Jam (2018)
Sabu's JAM begins near the end, with a car racing through the city streets with a woman in the back unconscious and bleeding. There is a crash... and we cut back in time to learn more about one of the parties involved, thus beginning a curiously non-linear story about three characters and the night their lives intersect.
First is Hiroshi, a handsome singer whose audience is entirely middle aged women and whose relationship with his fans borders on predatory. Next is Tetsuo, just released from prison and on the warpath after his friends let him take the fall. Finally there is the driver, Takeru, who once had a vision telling him that if he performed 3 good deeds every day his girlfriend would eventually wake from her coma.
JAM is the closest Sabu has come to his early work in a long time structurally, with intersecting tales of lives subject to the vagaries of fate reminiscent of his early comedies like Dangan Runner and Drive - and there are several callbacks to those films here. Tonally it is the darker and more savage Sabu of recent years (decades?) though. There are moments of black comedy but none of the laugh out loud gags you find in Postman Blues or Monday. In some respects it's closer to the ironically titled Happiness in style.

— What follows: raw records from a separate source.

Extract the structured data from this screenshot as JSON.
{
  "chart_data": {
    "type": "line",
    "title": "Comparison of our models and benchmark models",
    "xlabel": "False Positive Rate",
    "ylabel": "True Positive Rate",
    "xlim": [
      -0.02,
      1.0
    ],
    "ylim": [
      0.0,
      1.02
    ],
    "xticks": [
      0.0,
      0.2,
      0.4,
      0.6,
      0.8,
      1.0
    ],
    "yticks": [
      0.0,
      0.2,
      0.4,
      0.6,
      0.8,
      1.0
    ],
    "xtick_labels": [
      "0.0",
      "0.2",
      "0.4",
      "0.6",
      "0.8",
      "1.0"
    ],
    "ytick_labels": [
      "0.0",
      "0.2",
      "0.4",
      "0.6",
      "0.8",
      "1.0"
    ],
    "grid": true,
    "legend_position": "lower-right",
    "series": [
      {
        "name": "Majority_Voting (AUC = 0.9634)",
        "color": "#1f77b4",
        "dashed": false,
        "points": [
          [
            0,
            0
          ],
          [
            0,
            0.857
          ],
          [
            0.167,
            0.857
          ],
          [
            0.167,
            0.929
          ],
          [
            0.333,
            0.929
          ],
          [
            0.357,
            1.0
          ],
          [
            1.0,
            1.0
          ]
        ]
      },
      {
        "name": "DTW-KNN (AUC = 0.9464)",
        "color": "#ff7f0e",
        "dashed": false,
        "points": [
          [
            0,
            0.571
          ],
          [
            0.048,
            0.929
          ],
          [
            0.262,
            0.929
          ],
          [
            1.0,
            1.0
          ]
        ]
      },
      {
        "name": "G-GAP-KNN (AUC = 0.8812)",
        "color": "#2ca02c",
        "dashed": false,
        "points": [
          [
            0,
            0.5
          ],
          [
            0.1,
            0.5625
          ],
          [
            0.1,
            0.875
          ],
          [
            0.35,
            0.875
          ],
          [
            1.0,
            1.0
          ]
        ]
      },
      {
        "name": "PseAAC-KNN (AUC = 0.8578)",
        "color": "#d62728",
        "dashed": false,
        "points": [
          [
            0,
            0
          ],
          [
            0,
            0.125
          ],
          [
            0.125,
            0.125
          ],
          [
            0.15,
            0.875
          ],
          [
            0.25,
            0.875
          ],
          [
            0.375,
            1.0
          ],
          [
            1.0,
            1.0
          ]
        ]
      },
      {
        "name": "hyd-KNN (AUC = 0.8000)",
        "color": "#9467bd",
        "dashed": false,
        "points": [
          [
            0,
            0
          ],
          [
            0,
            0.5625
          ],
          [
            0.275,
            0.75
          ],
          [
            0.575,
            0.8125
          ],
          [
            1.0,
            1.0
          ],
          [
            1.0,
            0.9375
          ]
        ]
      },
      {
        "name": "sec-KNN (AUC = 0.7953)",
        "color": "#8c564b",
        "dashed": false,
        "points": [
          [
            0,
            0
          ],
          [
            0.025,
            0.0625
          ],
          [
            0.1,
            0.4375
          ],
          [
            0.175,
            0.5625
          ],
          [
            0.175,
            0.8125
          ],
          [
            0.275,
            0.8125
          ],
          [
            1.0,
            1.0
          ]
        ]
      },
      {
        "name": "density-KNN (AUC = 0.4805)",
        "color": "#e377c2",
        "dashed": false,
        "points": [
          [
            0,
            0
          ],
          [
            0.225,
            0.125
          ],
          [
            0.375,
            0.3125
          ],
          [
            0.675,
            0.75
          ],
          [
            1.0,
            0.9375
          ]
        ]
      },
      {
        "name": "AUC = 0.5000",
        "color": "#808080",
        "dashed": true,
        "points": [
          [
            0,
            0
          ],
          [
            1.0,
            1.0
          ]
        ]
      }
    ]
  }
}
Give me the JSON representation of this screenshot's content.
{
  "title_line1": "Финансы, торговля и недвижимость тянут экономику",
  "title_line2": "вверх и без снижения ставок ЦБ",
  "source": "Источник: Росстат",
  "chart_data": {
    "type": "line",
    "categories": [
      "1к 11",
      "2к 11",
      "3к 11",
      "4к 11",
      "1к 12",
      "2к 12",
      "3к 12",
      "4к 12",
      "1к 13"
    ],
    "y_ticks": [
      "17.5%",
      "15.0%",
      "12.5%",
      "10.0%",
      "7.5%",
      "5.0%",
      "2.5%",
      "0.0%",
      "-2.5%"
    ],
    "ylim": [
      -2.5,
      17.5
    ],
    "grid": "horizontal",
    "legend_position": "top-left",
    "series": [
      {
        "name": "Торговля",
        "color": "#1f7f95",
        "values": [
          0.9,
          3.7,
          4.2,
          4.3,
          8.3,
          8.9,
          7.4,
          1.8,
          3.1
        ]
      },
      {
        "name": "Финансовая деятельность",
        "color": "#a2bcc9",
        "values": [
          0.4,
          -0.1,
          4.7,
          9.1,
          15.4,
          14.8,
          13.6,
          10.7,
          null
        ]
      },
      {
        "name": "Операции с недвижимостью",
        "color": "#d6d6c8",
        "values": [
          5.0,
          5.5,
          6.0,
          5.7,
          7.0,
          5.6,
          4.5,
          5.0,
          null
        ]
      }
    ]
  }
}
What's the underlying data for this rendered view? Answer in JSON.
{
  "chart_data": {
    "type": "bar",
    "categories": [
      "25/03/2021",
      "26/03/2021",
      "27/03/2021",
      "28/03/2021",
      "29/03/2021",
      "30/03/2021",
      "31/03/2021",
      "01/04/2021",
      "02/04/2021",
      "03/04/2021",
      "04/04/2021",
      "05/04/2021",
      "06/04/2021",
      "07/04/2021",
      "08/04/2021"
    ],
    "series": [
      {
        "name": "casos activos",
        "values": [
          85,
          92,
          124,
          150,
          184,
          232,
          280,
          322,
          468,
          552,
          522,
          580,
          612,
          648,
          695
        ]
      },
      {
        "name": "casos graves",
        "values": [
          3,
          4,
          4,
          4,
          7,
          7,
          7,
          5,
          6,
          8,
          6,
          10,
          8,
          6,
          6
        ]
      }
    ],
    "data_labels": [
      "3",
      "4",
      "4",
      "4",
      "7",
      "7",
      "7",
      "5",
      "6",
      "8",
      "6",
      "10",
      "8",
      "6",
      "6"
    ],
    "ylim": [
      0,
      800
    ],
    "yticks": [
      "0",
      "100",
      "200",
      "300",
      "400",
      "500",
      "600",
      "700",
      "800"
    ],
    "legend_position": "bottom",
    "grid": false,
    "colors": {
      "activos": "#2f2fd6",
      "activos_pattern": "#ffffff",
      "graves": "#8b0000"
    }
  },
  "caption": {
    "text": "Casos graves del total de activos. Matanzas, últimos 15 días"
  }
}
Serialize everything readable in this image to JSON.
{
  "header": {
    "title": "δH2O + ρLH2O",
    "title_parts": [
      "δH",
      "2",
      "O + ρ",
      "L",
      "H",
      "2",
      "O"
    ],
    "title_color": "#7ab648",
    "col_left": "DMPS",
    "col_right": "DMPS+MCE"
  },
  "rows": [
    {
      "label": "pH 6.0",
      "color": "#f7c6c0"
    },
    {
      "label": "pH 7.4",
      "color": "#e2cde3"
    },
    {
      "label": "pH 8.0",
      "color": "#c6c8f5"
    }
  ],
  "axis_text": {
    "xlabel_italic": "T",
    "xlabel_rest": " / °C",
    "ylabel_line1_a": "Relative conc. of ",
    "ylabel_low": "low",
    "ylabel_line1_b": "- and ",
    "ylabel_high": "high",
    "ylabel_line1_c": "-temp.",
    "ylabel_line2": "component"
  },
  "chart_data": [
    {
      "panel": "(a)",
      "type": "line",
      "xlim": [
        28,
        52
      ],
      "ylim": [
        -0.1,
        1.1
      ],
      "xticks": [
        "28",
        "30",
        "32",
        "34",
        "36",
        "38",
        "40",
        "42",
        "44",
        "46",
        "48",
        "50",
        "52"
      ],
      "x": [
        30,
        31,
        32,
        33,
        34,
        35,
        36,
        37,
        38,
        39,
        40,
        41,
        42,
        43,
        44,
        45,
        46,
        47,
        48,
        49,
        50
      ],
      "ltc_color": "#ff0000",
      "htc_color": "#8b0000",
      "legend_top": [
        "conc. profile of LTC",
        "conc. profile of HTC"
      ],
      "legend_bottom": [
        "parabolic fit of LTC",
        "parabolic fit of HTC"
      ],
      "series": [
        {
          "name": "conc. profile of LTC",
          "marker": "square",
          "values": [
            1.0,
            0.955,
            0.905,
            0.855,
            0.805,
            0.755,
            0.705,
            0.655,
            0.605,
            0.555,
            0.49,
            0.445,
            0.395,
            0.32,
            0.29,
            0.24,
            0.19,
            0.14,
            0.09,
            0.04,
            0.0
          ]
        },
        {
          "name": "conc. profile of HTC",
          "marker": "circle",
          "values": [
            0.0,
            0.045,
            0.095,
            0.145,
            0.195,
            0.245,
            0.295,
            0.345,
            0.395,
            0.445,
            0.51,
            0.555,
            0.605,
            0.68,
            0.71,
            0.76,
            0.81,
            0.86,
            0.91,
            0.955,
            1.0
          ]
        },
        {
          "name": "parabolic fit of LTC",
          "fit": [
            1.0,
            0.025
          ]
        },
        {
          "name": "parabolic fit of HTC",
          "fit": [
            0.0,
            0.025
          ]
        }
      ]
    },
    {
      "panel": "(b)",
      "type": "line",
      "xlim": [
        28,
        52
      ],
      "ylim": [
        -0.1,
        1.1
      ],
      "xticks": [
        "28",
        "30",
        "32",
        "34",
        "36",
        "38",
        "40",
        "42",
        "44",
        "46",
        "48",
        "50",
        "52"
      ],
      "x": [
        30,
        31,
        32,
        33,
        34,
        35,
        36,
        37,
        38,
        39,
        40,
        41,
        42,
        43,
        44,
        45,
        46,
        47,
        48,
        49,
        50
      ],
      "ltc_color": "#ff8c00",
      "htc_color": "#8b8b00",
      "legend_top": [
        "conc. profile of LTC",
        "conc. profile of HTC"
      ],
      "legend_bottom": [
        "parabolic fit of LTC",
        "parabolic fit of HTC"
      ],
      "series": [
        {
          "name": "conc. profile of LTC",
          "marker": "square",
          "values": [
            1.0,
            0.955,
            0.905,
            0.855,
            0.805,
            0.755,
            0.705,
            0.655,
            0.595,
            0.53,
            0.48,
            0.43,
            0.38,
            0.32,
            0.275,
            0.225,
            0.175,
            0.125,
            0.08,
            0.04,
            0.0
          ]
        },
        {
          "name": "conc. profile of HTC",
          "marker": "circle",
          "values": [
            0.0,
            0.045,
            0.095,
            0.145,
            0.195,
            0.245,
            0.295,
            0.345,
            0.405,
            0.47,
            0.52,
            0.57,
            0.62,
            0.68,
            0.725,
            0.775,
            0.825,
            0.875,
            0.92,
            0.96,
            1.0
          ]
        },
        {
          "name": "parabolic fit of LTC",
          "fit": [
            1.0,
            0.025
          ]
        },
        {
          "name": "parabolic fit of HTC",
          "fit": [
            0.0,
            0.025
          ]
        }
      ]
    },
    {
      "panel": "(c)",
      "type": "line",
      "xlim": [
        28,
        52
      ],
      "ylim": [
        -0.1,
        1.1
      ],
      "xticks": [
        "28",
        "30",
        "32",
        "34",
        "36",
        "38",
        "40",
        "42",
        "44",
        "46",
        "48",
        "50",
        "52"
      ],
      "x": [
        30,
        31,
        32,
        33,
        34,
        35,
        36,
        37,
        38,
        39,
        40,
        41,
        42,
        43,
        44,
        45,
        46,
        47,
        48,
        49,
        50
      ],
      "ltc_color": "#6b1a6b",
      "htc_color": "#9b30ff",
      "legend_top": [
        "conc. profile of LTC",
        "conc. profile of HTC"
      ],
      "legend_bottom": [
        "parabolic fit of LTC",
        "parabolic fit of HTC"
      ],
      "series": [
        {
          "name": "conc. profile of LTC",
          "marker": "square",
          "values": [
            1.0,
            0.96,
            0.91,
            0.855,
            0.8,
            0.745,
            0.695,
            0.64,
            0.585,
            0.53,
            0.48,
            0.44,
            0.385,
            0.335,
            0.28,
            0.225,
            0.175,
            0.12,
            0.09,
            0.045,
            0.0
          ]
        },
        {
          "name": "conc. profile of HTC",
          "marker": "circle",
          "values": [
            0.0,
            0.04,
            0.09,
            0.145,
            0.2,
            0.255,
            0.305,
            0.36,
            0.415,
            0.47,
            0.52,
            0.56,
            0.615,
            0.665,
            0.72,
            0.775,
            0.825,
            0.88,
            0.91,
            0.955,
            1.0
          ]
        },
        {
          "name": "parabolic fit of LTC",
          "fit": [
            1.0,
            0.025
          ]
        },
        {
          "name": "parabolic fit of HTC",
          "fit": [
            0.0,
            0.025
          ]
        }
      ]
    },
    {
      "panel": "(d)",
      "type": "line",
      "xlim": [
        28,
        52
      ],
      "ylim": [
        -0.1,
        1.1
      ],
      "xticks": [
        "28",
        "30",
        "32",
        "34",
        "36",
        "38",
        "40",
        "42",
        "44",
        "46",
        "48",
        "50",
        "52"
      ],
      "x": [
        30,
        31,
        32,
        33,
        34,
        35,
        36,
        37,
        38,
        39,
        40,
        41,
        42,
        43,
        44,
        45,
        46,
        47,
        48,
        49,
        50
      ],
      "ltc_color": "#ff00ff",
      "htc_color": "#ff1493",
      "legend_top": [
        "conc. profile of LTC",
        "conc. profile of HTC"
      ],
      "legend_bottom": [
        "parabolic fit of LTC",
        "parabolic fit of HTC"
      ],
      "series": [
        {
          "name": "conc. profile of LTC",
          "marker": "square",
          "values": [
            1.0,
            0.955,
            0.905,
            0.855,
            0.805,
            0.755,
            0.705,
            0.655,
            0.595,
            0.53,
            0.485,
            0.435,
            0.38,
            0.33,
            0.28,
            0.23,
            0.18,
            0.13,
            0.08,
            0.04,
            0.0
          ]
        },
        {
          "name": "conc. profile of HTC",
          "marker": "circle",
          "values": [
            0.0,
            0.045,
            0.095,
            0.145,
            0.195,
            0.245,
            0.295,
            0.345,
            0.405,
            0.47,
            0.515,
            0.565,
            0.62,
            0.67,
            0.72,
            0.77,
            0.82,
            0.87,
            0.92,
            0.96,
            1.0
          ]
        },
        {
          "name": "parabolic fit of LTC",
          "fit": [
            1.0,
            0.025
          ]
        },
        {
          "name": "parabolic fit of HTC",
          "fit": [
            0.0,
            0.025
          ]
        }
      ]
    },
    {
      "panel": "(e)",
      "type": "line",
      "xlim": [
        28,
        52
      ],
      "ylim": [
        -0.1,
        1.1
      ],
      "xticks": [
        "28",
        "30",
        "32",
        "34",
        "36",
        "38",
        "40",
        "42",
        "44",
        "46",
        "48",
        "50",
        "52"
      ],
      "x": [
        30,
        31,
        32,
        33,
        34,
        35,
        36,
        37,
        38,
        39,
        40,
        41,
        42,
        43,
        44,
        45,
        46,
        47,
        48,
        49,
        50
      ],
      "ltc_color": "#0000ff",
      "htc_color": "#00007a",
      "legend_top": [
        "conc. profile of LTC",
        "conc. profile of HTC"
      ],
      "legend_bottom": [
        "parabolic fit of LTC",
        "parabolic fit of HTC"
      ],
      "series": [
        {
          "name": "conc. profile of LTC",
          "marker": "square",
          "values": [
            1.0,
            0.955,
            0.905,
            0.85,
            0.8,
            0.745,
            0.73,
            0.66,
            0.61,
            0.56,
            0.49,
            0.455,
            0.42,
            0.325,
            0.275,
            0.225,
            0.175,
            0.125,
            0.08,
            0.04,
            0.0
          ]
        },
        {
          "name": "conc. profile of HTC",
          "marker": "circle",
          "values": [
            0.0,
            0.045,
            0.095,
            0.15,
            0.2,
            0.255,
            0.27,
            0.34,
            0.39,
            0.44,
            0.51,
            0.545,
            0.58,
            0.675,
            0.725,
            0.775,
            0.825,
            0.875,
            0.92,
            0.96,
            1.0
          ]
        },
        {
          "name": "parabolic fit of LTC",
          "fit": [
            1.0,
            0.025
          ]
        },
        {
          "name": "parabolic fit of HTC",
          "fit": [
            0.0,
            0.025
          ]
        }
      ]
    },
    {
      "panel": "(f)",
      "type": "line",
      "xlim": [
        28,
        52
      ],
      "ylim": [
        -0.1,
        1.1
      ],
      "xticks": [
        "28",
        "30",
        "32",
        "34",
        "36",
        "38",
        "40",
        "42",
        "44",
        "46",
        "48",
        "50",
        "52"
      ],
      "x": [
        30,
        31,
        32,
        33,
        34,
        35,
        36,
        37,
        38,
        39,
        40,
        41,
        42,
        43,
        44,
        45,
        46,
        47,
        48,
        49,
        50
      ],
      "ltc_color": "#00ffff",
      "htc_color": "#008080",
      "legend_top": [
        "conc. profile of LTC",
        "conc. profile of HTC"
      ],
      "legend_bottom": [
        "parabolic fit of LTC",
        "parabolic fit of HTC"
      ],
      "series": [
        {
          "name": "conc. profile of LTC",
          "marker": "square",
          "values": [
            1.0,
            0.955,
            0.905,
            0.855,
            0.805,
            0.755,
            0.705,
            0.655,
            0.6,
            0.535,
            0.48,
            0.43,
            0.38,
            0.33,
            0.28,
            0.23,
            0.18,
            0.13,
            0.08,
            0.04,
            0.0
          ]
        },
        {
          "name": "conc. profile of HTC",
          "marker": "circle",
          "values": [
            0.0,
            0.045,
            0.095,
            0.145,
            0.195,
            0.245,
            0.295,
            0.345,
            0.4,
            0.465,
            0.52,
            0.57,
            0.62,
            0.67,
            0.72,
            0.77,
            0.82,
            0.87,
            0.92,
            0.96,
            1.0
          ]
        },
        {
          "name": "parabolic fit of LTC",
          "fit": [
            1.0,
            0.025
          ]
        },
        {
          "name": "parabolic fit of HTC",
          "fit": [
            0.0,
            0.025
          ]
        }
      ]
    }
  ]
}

It is crafted with the same attention to detail and technical precision as any of his films, keeping the plates spinning as the different plot strands are woven together (loosely) without needing to resort to exposition. There is a mid-film discussion on the subject of karma that indicates the themes Sabu is exploring, but the participants discourage thinking about it too deeply.
By far the most enigmatic character in the film is Tetsuo, an intense presence whose primary interactions involve a hammer as he tears through Yakuza in a series of increasingly brutal fight scenes quite unlike anything seen in a Sabu film before. If you thought OLDBOY was peak hammer, think again.
JAM has proven to be one of the hardest Sabu films to track down, though these days I guess there aren't many that aren't. The only physical release was in Japan, expensive and unsubtitled - thankfully some generous translator has done a fansub. It continues to mystify me that his films are neglected outside of Japan and Germany, they really do deserve to be much more widely seen.